Oceanography is that the study of the physical, chemical, and biological features of the ocean, including the ocean’s ancient history, its current condition, and its future. In a time when the ocean is threatened by climate change and pollution, coastlines are eroding, and entire species of marine life are at risk of extinction, the role of oceanographers may be more important now than it has ever been. Indeed, one of the most critical branches of oceanography today is known as biological oceanography. It is the study of the ocean’s plants and animals and their interactions with the marine environment. But oceanography is not just about study and research. It is also about using that information to help leaders make smart choices about policies that affect ocean health. Lessons learned through oceanography affect the ways humans use the ocean for transportation, food, energy, water, and far more. Oceanography, science concerned with all aspects of the world’s oceans and seas, including their physical and chemical properties, their origin and geologic framework, and therefore the life forms that inhabit the marine environment.
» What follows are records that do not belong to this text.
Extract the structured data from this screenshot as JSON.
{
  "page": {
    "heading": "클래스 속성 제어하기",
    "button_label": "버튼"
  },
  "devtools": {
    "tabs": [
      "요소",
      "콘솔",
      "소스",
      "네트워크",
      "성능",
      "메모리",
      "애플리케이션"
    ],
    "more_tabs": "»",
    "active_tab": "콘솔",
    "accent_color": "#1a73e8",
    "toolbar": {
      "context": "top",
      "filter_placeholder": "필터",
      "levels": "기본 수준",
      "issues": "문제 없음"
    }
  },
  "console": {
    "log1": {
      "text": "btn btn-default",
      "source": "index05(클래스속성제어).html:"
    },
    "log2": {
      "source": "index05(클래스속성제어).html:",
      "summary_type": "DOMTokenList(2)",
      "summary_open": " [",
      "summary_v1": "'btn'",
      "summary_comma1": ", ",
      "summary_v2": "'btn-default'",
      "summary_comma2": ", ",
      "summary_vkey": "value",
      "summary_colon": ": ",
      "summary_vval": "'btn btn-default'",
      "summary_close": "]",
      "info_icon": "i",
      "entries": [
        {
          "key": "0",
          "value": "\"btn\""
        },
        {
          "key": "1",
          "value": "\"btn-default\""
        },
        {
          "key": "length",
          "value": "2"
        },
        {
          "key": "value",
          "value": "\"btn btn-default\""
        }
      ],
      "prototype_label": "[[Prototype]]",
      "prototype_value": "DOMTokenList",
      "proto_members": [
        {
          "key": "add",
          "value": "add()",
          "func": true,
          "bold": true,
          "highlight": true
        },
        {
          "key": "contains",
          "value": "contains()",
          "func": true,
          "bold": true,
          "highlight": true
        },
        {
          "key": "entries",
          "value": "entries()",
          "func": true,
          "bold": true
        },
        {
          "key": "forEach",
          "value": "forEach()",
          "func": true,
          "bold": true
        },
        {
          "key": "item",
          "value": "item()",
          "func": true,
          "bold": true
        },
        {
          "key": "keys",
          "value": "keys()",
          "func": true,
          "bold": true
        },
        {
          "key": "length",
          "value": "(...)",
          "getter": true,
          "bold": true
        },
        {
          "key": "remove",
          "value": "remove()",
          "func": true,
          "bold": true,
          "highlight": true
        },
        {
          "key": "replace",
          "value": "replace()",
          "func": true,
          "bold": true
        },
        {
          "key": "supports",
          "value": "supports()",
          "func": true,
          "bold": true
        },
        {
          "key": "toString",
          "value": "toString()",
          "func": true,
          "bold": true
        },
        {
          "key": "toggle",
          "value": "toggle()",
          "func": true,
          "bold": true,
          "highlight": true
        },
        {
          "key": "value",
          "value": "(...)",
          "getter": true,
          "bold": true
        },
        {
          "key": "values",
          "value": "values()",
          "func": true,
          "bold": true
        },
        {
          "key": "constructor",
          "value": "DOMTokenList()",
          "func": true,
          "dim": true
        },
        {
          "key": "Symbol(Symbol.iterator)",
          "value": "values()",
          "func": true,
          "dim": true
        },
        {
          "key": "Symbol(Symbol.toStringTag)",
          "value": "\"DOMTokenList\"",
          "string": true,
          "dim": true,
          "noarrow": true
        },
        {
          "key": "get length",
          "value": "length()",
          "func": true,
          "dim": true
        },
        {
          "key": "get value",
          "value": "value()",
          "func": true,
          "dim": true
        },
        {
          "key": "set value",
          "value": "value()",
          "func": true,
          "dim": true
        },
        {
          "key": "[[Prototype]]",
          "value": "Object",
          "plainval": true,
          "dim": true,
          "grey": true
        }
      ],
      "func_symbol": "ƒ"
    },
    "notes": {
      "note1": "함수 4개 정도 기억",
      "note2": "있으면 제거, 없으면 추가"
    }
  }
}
A brief treatment of oceanography follows. For whole shebang , see hydrologic sciences: Study of the oceans and seas. Traditionally, oceanography has been divided into four separate but related branches: physical oceanography, chemical oceanography, marine geology, and marine ecology. Physical oceanography deals with the properties of seawater (temperature, density, pressure, then on), its movement (waves, currents, and tides), and therefore the refore the interactions between the ocean waters and the atmosphere.